Ländliche Regionen und Dörfer könnten nach Expertenansicht als Wohnorte bald wieder attraktiver werden. „Dazu müssen kleine Orte ihren Bewohnern eine gut funktionierende Gemeinschaft, abwechslungsreiches Vereinsleben und ein tatkräftiges Engagement für die dörfliche Infrastruktur, zum Beispiel den letzten Gasthof oder Laden, bieten“, sagte der Geograf und Dorfforscher Gerhard Henkel dem Evangelischen Pressedienst (epd). Aktuell sei noch eine stärkere Wanderungsbewegung in die Städte zu beobachten.

Ein Plus für das Landleben sei die Möglichkeit, das eigene Umfeld stärker selbst zu gestalten. „Die Gesellschaft in diesen Regionen kann zukünftig nicht nur mit einer Steuerung von oben nach unten funktionieren“, sagt der emeritierte Professor der Universität Duisburg-Essen. Initiativen, Vereine und Interessengemeinschaften müssten ausgebaut werden. Das „Sich einsetzen für die Gemeinschaft“, sei schon heute das Kapital des Dorfes. Es werde in Zukunft noch wichtiger werden. Auch bei vielen Großstädtern gebe es eine Sehnsucht nach dem Leben auf dem Land. „Das Geflecht der sozialen Beziehungen ist in Dörfern in der Regel enger und zugleich überschaubarer“, sagte Henkel.

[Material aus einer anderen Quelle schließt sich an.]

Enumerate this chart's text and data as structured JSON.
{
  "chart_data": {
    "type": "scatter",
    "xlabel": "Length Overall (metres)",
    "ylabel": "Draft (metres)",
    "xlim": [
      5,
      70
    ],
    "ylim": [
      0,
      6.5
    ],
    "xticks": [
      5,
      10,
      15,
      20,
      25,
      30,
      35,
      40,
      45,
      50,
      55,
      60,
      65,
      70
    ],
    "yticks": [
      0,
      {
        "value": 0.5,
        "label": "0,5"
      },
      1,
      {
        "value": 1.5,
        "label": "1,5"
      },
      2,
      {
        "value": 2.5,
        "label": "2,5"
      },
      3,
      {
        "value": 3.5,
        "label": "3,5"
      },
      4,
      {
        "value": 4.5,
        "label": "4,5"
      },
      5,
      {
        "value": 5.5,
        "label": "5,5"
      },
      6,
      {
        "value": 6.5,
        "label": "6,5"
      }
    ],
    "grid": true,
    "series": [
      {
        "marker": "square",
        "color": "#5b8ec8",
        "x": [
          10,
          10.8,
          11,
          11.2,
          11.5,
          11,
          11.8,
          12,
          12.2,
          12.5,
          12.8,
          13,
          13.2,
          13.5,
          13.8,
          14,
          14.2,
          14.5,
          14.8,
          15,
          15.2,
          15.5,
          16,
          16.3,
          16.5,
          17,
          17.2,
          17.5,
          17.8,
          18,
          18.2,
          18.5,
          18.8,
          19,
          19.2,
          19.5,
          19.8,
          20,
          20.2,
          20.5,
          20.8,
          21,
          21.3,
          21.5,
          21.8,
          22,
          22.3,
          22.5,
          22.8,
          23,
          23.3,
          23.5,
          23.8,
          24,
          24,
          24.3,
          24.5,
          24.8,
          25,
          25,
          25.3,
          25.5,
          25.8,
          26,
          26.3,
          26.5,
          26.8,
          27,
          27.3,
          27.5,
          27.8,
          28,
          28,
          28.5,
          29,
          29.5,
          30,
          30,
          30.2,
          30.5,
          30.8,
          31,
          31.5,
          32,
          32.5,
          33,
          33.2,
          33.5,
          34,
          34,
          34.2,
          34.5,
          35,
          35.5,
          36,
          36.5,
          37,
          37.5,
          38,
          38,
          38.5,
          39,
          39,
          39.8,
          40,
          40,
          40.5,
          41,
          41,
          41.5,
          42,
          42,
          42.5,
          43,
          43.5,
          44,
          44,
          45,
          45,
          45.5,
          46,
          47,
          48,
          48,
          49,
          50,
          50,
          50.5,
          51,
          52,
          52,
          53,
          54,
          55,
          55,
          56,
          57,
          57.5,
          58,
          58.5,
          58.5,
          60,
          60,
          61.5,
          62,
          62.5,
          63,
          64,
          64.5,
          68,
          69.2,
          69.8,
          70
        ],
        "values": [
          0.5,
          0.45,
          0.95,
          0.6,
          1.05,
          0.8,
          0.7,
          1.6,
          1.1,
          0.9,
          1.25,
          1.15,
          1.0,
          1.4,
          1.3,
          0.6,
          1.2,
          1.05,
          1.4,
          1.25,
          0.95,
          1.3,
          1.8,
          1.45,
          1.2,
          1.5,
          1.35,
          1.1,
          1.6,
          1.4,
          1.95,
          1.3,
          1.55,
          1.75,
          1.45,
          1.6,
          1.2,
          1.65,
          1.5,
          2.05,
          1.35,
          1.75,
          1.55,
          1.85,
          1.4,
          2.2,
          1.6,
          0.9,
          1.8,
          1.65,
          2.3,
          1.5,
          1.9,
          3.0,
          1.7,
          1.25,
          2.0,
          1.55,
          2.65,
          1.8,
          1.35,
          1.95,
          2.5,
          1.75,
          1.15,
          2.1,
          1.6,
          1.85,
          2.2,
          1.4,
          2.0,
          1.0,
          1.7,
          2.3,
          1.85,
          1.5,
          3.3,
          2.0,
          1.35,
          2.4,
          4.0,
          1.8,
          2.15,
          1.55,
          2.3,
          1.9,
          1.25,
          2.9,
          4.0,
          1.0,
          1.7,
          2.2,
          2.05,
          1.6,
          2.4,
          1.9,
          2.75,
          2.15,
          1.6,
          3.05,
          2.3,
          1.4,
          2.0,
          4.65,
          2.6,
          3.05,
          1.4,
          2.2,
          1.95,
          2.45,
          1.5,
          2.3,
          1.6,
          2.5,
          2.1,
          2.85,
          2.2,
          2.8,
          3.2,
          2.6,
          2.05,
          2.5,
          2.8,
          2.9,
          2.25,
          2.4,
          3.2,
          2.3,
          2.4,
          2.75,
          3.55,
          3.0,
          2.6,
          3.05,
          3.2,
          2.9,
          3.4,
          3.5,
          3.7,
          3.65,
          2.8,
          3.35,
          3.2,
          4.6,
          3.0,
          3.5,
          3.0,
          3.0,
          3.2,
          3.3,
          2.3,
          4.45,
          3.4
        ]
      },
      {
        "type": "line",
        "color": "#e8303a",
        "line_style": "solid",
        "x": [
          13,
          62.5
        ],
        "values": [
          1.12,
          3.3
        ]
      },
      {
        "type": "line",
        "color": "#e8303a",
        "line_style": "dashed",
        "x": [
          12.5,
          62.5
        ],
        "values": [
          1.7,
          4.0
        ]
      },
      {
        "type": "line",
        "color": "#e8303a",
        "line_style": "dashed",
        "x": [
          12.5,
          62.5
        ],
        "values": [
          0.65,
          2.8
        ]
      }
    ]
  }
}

Menschen seien dort eher bereit, sich für andere und das Dorfganze zu engagieren. Auf dem Lande herrsche ein natur-, traditions- und handlungsorientierter Lebensstil. Nach Henkels Ansicht muss das Ehrenamt in den Dörfern durch eine neue Anerkennungskultur durch Kommunen und Mitbürger gestärkt werden.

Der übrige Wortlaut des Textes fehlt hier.